Mumbai, June 6: A number of foreign institutional investors (FIIs) who have stayed away from investing in Indian equities are now looking at making investments in the wake of the success of the National Securities Depository, NSDL managing director CB Bhave said.Bhave, who just returned from roadshows with FIIs and global custodians in New York, London and Boston, jointly organised by NSDL and the HSBC group, told The Financial Express that his interaction with about 60-70 top FIIs and leading global custodians revealed that they are no longer worried about putting in money into the country's equity markets owing to settlement risks.
"A large number of FIIs stayed away from the country owing to settlement risks in a paper-based regime. This is over. They are all keen to come and invest in the country-the timing and the quantum of making these investments is, however, up to them," said Bhave. Interestingly, Bhave pointed out that the volume of trades, post-demat, have increased significantly.
"Asimple example is with regard to the stocks which were added to the compulsory demat trading list. The trading volumes in these scrips have gone up by about 10 per cent in a month. The market as a whole is saying that it wants to trade in a demat regime and FIIs feel the same," he said.
Bhave said that on an average FIIs have dematerialised 80-90 per cent of their portfolio and are keen to know by when they can take up this level to 100 per cent. "They are not touching paper anymore. All settlements undertaken by them are now in the demat mode," he said.

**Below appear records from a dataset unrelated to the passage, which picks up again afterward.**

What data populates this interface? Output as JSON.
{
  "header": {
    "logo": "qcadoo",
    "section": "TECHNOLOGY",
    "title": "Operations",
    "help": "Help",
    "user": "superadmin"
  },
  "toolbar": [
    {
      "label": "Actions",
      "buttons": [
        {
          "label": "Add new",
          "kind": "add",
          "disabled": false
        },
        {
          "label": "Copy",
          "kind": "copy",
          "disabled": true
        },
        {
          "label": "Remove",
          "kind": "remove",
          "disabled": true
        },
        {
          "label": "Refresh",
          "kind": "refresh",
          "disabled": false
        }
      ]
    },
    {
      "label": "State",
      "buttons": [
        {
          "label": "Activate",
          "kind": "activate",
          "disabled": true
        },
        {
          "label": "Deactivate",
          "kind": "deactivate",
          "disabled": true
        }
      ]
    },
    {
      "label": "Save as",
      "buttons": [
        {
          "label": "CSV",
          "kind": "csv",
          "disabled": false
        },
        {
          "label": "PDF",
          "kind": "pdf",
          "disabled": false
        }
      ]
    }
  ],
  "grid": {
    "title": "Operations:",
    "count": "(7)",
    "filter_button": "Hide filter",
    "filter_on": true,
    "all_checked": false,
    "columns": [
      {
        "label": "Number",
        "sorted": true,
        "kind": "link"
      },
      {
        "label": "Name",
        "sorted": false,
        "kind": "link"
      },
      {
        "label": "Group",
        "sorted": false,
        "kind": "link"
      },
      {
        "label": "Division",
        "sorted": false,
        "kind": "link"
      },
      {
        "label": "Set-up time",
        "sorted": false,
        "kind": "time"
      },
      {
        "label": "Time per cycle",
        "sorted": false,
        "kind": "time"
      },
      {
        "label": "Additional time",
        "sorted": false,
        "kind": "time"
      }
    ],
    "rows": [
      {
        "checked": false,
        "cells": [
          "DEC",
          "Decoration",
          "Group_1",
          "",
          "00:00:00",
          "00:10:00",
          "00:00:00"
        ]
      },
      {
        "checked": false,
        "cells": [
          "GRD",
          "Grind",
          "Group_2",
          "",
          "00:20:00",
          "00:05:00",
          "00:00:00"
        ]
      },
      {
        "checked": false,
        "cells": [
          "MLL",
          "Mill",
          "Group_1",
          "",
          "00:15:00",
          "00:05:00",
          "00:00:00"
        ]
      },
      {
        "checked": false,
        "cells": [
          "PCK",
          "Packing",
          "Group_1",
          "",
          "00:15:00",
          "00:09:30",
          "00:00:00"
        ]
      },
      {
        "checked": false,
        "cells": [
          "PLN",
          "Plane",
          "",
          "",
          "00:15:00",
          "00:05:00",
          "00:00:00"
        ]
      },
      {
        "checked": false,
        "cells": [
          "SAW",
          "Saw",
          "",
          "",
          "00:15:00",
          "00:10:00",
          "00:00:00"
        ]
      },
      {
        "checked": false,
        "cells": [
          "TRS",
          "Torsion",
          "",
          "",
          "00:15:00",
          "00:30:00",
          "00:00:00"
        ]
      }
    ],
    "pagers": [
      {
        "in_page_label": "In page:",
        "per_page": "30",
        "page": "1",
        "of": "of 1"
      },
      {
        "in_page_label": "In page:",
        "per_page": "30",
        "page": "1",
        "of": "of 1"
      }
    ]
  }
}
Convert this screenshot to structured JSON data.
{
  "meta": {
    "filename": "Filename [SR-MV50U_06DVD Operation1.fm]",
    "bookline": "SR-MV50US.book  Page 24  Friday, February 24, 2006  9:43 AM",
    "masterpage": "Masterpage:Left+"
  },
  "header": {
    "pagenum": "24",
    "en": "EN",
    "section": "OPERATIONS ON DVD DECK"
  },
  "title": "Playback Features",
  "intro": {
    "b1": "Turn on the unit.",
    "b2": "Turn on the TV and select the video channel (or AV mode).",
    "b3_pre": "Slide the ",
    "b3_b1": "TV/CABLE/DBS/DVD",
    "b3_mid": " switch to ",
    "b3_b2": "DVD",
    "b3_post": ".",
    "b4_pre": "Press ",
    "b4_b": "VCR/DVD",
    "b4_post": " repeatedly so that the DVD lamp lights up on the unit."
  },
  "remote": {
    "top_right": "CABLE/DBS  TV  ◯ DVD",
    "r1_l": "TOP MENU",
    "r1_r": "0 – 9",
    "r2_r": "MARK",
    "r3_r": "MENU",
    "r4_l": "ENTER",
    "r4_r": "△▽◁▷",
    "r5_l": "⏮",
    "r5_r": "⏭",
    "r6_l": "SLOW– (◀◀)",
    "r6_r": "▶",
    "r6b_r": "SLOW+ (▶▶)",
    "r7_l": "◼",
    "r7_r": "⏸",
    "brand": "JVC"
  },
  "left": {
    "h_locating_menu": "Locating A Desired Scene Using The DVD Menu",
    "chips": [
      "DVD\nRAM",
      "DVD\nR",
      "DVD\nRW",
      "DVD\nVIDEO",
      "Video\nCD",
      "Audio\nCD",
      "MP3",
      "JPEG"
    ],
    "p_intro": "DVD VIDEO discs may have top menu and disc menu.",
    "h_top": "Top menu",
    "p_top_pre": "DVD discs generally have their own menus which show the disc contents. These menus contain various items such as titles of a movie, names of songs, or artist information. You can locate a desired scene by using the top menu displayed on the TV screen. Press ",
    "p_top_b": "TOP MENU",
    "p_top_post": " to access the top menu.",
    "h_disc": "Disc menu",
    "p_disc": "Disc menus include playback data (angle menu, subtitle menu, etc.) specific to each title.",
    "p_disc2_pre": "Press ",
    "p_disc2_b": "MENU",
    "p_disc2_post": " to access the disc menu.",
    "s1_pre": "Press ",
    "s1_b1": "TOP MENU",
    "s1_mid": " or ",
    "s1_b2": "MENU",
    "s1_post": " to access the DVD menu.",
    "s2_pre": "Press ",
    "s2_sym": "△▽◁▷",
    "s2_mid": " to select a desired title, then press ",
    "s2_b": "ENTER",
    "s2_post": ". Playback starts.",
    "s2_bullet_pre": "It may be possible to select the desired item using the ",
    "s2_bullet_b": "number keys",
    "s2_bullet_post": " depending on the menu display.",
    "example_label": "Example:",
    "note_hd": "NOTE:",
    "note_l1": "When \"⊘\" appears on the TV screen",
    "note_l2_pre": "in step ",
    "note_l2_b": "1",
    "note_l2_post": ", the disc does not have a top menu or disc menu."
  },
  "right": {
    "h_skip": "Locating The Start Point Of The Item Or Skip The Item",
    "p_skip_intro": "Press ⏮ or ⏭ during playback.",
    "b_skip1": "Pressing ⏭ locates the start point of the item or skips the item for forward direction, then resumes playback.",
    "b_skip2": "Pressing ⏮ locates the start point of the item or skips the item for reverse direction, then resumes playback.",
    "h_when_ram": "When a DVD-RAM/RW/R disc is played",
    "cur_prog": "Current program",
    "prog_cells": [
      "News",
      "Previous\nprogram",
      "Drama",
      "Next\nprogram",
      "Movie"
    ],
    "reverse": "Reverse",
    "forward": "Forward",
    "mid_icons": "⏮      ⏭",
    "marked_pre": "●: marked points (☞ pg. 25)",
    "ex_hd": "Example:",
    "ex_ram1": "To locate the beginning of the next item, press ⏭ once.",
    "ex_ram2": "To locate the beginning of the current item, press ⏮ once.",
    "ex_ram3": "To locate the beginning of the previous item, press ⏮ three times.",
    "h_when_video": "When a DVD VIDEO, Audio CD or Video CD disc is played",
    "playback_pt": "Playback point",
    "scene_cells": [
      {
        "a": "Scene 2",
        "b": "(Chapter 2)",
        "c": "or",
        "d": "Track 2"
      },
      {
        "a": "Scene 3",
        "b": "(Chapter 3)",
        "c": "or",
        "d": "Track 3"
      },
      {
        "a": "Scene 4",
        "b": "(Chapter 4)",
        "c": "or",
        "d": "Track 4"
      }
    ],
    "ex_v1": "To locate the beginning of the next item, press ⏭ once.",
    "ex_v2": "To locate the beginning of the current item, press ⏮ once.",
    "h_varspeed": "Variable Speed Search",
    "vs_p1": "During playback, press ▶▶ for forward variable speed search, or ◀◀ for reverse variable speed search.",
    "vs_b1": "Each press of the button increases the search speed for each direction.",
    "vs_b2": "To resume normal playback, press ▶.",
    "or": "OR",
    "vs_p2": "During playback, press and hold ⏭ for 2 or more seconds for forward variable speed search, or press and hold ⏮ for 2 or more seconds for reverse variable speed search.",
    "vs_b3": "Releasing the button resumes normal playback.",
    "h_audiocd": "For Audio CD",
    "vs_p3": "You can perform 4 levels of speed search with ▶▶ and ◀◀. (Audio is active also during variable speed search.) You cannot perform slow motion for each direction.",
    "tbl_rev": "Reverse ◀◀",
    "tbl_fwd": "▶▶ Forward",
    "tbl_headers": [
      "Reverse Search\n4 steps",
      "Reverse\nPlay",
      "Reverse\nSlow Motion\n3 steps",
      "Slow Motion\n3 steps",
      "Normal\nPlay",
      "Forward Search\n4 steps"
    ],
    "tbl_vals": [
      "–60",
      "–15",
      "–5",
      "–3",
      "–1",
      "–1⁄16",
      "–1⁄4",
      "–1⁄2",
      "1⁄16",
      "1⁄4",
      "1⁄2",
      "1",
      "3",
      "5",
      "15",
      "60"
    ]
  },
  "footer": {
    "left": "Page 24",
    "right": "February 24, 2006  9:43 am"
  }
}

FIIs have off late been pumping in a lot of money into the Indian markets and certain sections of the market believe that this could be due to the fact that they are more confident now of investing here. The feedback from FIIs only proves this theory. Earlier, owing to stringent laws abroad, a large number of funds were not allowed to invest in India because of an inefficient settlement infrastructure.
Early this year, SEBI made it mandatory for allinvestors to trade in demat shares with regard to select securities.
This list now includes the entire Nifty and Sensex stocks. These stocks account for about 80 per cent of the trading volumes at the bourses but FIIs are now keen that the list is expanded fast so that they can dematerialise their entire portfolio and eliminate risk.